Grievance and appeals
If you have a question, concern or complaint, please call our Customer Service department at 888.975.8102 (TTY users call 711). If you are not happy with the answers that our representative has provided, you or someone acting on your behalf can send us a formal complaint, also called a grievance. You may also send us a formal request, which is called an appeal.
There are two types of appeals, a standard appeal, which is most commonly used, and a fast or expedited appeal for situations when the time it takes to resolve your request may put your life in danger, interfere with your full recovery or delay treatment for severe pain. Each follows a specific process as outlined below.
Standard appeal procedure
Required steps to request a standard appeal:
- Tell Customer Service that you want to file an appeal. You have 60 days from the date you learn of a problem to file an appeal with us.

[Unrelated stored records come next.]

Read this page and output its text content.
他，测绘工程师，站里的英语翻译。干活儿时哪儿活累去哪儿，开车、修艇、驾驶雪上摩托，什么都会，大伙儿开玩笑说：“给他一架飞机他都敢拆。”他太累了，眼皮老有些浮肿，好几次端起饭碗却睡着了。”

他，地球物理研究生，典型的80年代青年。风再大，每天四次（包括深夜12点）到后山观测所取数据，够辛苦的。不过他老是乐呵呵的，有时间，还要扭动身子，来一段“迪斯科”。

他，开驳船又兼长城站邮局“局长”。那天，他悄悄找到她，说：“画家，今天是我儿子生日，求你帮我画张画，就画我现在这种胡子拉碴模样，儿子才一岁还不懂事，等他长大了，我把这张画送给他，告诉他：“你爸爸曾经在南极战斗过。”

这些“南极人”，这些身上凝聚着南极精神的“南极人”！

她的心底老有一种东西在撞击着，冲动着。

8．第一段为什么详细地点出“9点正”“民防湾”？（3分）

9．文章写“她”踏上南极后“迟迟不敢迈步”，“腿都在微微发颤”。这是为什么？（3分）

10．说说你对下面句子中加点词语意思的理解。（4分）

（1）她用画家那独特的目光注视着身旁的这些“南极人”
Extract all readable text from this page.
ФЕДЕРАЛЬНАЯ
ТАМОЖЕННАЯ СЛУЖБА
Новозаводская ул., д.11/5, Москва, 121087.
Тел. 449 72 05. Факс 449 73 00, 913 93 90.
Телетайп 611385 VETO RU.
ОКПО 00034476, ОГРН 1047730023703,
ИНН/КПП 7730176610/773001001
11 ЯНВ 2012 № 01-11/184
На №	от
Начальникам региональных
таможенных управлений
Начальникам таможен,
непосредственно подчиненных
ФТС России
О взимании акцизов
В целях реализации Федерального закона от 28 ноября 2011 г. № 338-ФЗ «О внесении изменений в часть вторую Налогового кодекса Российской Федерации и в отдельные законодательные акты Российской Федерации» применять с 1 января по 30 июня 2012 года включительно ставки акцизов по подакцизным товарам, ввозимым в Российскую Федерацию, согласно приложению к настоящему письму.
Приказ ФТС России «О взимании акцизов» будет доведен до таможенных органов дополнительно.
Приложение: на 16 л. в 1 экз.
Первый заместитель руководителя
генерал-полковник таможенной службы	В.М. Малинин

- Our appeal committee will look at your request and make a decision. They will send the decision to you in writing. The standard appeal process must be completed with a final decision made within a total of 30 days after we receive your request for review. Up to 14 days can be added to receive information from health professionals or others with information necessary to resolve your concern if it would be to your benefit.
- If you are not happy with the outcome of the standard appeal, you can have your request reviewed by the Department of Insurance and Financial Services (DIFS) in Lansing, Michigan. You may request this review by filling out the External Review Form. The form will be included with the decision from the appeal committee. Your request for an external review must be made within 120 days of our final decision. You may also send your request to the following address:
Department of Insurance and Financial Services Mason Building
530 W Allegan St
P. O. Box 30220
Lansing, MI 48933
877.999.6442
www.michigan.gov/difs
Expedited review procedure
If your doctor tells us that the time it takes to resolve your request may put your life in danger, interfere with your full recovery or delay treatment for severe pain, we will follow our expedited review procedure, as outlined below.
- You or your physician must file a request for an expedited review within 10 days of the adverse decision or claim being denied. The expedited review must be completed within 72 hours (three days) of receipt of your request.
- You may also file a request for an expedited review with the Department of Insurance and Financial Services at the same time as filing a request for an expedited review with us.
- If we deny your request for an expedited review, we will tell you within two days of receiving your request. We will also transfer your request to the standard appeal procedure.
If you are not happy with our decision, you may appeal within 10 days of our final decision to the Department of Insurance and Financial Services.
Where can I find more information?
Please reference the Member Handbook and Certificate of Coverage for more detailed information.